В темноте кто-то хихикнул. Другой сказал:
– Ловко он это.
Настала ночь – темная, непроницаемая. Кудесник еще посидел, послушал, потом встал и прошел через лагерь к окопу Тинбилла. Тот сидел один, уставившись куда-то поверх рисовых полей.
– Минут через десять—пятнадцать Тинбилл произнес:
– Сука лейтенант. Плюнь в глаза, скажет «Божья роса». И убийца.
– Не он один.
Тинбилл испустил короткий, беспомощный вздох.
– Слушай, только глаза закрою, так прямо и вижу… Как мясная лавка. Сколько, по-твоему…
– Не считал.
– Три сотни. Три сотни точно.
– Может быть.
– Не может быть. Точно. – Тинбилл лег на спину и стал смотреть на звезды. Потом вдруг издал тихий горловой звук.
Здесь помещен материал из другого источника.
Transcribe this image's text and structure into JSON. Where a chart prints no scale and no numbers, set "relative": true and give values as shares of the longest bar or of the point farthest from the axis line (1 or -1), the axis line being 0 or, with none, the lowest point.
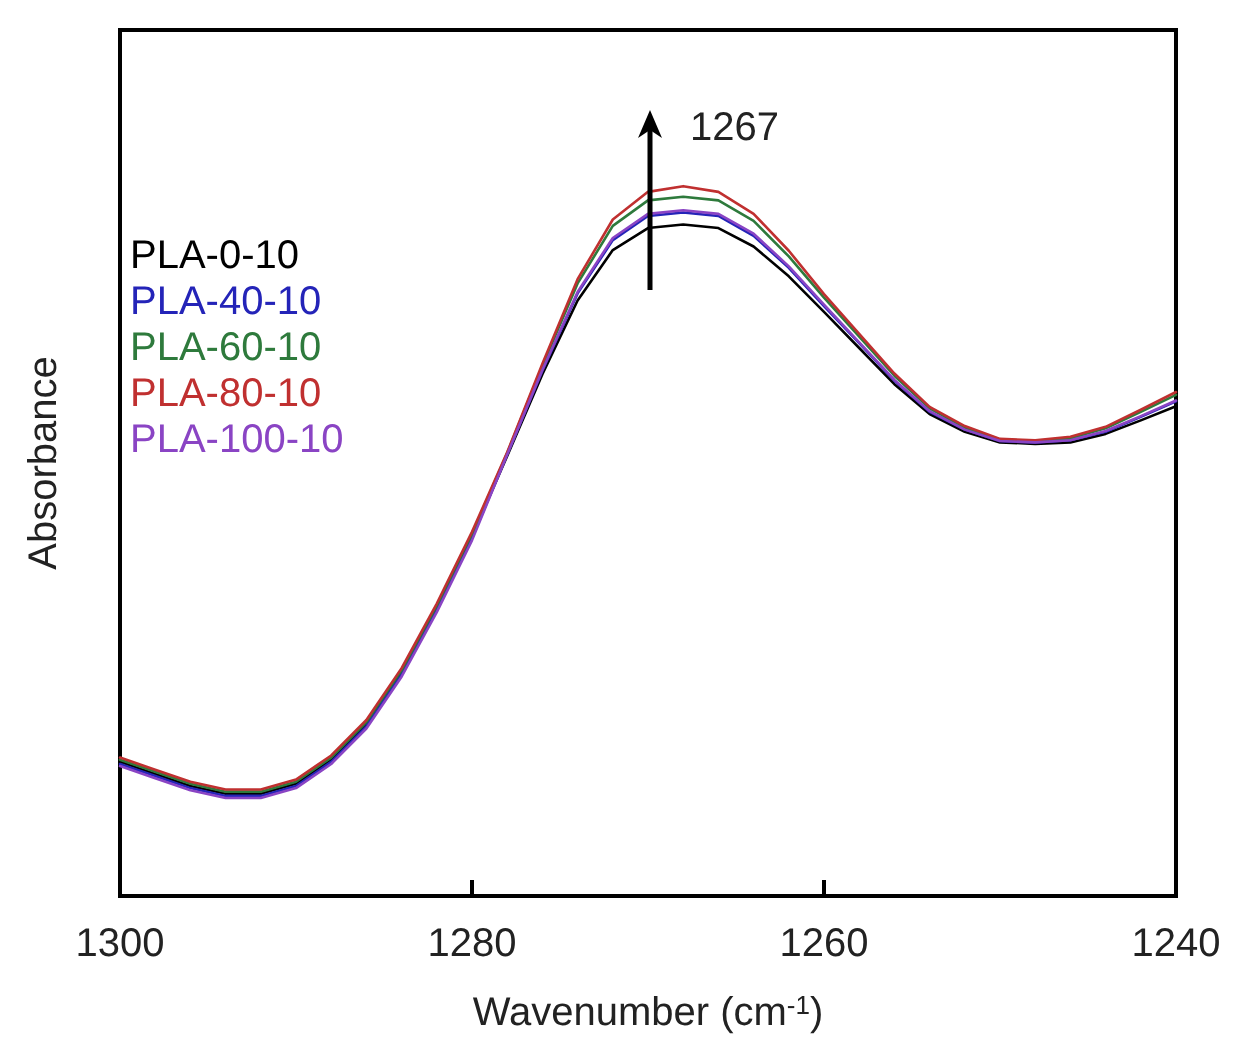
{
  "chart_data": {
    "type": "line",
    "relative": true,
    "xlabel": "Wavenumber (cm$^{-1}$)",
    "ylabel": "Absorbance",
    "xlim": [
      1300,
      1240
    ],
    "xticks": [
      1300,
      1280,
      1260,
      1240
    ],
    "legend": "top left",
    "marker": "none",
    "line_style": "solid",
    "grid": false,
    "annotations": [
      "1267"
    ],
    "x": [
      1300,
      1298,
      1296,
      1294,
      1292,
      1290,
      1288,
      1286,
      1284,
      1282,
      1280,
      1278,
      1276,
      1274,
      1272,
      1270,
      1268,
      1266,
      1264,
      1262,
      1260,
      1258,
      1256,
      1254,
      1252,
      1250,
      1248,
      1246,
      1244,
      1242,
      1240
    ],
    "series": [
      {
        "name": "PLA-0-10",
        "color": "#000000",
        "values": [
          0.189,
          0.172,
          0.155,
          0.144,
          0.144,
          0.158,
          0.192,
          0.242,
          0.315,
          0.406,
          0.507,
          0.62,
          0.735,
          0.839,
          0.91,
          0.941,
          0.946,
          0.941,
          0.915,
          0.873,
          0.823,
          0.772,
          0.721,
          0.679,
          0.654,
          0.639,
          0.637,
          0.639,
          0.651,
          0.67,
          0.69
        ]
      },
      {
        "name": "PLA-40-10",
        "color": "#2424b8",
        "values": [
          0.186,
          0.169,
          0.152,
          0.141,
          0.141,
          0.155,
          0.189,
          0.239,
          0.312,
          0.403,
          0.504,
          0.622,
          0.74,
          0.849,
          0.924,
          0.958,
          0.963,
          0.958,
          0.93,
          0.885,
          0.831,
          0.779,
          0.726,
          0.682,
          0.657,
          0.641,
          0.639,
          0.642,
          0.654,
          0.675,
          0.697
        ]
      },
      {
        "name": "PLA-60-10",
        "color": "#2e7a3c",
        "values": [
          0.192,
          0.175,
          0.158,
          0.147,
          0.147,
          0.161,
          0.195,
          0.245,
          0.318,
          0.409,
          0.51,
          0.624,
          0.747,
          0.863,
          0.944,
          0.98,
          0.985,
          0.98,
          0.951,
          0.901,
          0.843,
          0.788,
          0.733,
          0.687,
          0.66,
          0.643,
          0.641,
          0.645,
          0.659,
          0.682,
          0.706
        ]
      },
      {
        "name": "PLA-80-10",
        "color": "#c03030",
        "values": [
          0.195,
          0.178,
          0.161,
          0.15,
          0.15,
          0.164,
          0.198,
          0.248,
          0.321,
          0.412,
          0.513,
          0.625,
          0.75,
          0.869,
          0.953,
          0.992,
          1.0,
          0.992,
          0.961,
          0.909,
          0.848,
          0.792,
          0.736,
          0.689,
          0.662,
          0.644,
          0.642,
          0.647,
          0.661,
          0.685,
          0.71
        ]
      },
      {
        "name": "PLA-100-10",
        "color": "#8a44c4",
        "values": [
          0.183,
          0.166,
          0.149,
          0.138,
          0.138,
          0.152,
          0.186,
          0.236,
          0.309,
          0.4,
          0.501,
          0.622,
          0.741,
          0.851,
          0.927,
          0.961,
          0.966,
          0.961,
          0.933,
          0.887,
          0.833,
          0.78,
          0.727,
          0.683,
          0.657,
          0.641,
          0.639,
          0.642,
          0.655,
          0.676,
          0.698
        ]
      }
    ]
  }
}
–Да еще вонь эта. Как прилипла.
– Реку найдем. Смоем.
– Фиг ты это смоешь. Слушай, черт, как жить-то теперь? Как письма писать домой?
– Не знаю, – сказал Кудесник – Постарайся забыть.
– Как это?
– Сосредоточься. Думай о другом.
Опять замолчали. Кругом густо, басовито жужжали мухи.
– Чтоб вас совсем, – сказал Тинбилл.
Наутро третья рота двинулась на юг – к реке Сонгча-хук. День был жаркий и пустой. Через полчаса первый взвод повернул на запад и начал подниматься на невысокий пологий холм, который вздымался среди рисовых полей словно усталый старый зверь, пытающийся встать. Слон, сказал Мейплс, но кто-то покачал головой, сказал – нет, скорей паршивый буйвол; так вот на ходу судили-рядили довольно долго.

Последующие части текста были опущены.